The world’s carrying capacity became a widely recognized issue in 1972, when a think tank of scientists known as the Club of Rome published the report The Limits to Growth.
One of the authors, futurist Jørgen Randers, predicts that the scarcity of natural resources and population growth will continue to be the most important megatrends shaping the future.
“Climate change has now claimed its place among the other two megatrends, as we now have proof of its progression,” says the 70-year-old Norwegian professor. Randers believes that significantly lower growth figures will remain a dominant economic trend in the next few decades, especially in developed countries.
This is due to the ageing population and a decline in the profitability of work. As society grows wealthier, employment becomes concentrated in the service sector. In addition, health and social services will employ more people than before.
“Increasing productivity in these fields is much harder than in the manufacturing industry or agriculture. I doubt we will be willing to accept robots taking care of the elderly in the future.”
Funding the fight against climate change
Randers expects to see the world’s GDP (the amount of products and services produced) double within the next 40 years. At the same time, he anticipates that population growth will start to slow down and reach a peak of 8.1 billion people in 2040.

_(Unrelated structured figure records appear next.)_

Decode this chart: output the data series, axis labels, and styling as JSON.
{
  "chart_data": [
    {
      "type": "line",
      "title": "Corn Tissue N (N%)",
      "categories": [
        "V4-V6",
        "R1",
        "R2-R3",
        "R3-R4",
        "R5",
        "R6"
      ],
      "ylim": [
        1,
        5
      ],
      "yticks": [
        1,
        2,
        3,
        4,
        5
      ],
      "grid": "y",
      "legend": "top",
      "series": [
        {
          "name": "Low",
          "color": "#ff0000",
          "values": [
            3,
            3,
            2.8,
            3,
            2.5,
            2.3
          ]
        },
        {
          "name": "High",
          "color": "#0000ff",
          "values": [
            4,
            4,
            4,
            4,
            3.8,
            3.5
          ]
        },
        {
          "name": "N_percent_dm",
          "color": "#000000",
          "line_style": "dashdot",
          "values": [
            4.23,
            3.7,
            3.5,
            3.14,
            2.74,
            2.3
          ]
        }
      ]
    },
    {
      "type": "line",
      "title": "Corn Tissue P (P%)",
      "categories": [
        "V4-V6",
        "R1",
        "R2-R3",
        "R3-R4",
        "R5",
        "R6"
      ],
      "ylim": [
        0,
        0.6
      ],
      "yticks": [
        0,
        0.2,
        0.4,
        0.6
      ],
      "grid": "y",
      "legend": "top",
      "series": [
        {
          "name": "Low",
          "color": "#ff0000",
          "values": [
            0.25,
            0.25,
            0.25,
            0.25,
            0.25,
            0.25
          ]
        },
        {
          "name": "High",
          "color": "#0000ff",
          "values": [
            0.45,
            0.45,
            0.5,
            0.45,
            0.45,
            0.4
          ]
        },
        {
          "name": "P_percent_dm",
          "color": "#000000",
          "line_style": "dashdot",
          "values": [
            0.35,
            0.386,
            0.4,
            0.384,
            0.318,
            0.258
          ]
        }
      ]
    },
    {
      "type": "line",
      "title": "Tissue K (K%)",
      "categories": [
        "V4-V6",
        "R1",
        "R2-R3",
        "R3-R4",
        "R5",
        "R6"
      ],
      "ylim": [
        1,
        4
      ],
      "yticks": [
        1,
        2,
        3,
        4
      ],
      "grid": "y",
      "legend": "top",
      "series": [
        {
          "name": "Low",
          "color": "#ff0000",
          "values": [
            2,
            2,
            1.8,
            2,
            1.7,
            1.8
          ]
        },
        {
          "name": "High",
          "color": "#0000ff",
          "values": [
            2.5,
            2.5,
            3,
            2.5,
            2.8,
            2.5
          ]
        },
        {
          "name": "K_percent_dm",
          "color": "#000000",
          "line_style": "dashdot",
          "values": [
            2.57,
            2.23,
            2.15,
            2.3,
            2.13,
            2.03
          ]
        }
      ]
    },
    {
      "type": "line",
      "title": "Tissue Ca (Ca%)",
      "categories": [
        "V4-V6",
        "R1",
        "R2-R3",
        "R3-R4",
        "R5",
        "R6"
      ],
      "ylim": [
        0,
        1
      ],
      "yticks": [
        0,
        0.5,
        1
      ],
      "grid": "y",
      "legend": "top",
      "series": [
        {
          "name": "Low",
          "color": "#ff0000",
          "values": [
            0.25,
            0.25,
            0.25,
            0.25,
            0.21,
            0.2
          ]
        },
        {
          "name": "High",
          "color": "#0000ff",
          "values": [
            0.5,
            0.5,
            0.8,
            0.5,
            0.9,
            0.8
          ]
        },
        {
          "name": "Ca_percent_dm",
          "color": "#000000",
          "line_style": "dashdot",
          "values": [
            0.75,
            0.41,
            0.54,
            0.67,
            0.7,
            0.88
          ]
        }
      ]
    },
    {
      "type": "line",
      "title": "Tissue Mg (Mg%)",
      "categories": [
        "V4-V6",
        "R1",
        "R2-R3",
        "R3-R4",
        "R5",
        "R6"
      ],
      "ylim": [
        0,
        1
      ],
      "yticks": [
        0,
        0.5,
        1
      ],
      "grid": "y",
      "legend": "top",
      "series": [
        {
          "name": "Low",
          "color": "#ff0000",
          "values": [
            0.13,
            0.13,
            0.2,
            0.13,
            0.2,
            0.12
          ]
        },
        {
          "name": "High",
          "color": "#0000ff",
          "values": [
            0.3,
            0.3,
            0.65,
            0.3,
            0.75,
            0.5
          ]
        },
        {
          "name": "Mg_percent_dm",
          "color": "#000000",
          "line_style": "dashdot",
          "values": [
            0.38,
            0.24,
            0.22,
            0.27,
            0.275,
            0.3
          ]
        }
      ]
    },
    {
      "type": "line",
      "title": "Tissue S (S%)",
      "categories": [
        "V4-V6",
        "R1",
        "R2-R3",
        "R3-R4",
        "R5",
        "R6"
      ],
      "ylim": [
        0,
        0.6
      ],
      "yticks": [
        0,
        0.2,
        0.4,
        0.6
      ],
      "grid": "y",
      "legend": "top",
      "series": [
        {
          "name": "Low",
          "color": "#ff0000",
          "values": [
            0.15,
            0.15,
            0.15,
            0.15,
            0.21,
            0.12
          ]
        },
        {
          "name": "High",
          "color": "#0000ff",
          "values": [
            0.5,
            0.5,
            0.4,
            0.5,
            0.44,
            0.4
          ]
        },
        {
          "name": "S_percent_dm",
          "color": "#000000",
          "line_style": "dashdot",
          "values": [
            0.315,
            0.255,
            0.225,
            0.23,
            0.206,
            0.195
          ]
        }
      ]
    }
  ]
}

Average consumption per person will grow but a larger portion of national income will be spent on investments in a sustainable future. Within the last couple of decades, an average of 25% of national product has been spent on investments. In the future, we might have to increase this to 40%.
By investments, Randers means roads and production facilities, transportation and education. A vast amount of money will have to be spent everywhere in the world adjusting to climate change and repairing its damage.
“The rise of the sea level will force the Netherlands to build higher protective barriers. Norway will have to excavate long tunnels to protect the roads in the fjord areas from landslides caused by the melting of permafrost,” Randers explains.
The game is not lost yet
The transition from fossil fuels to renewable and emission-free energy sources will also require massive investments, as will the increasingly efficient use of natural resources.
As for future investment needs, Randers adds the struggle to reduce global poverty and economic inequality. Without corrective actions, refugees and armed conflicts threaten the stability of global political and economic systems.
Randers emphasizes that despite the grim outlook, the game is not over yet. “What we need now are solid, long-term decisions based on facts to guide society in the right direction.”
Randers’ recent book “2052 – A Global Forecast for the Next Forty Years” has been translated into nine languages and has sold 150,000 copies.
Environmental organisations criticize Randers for being overly optimistic in believing that there will be no shortage of food and water if humankind only makes the right choices.
Meanwhile, many people in the business sector criticize him for not having enough trust in the free market’s ability to mend these issues.
“I have been criticized equally by both sides – it has made me even more convinced that my prediction is solid. The biggest difference to before is that we now have enough information to make a realistic estimate for the next decades.”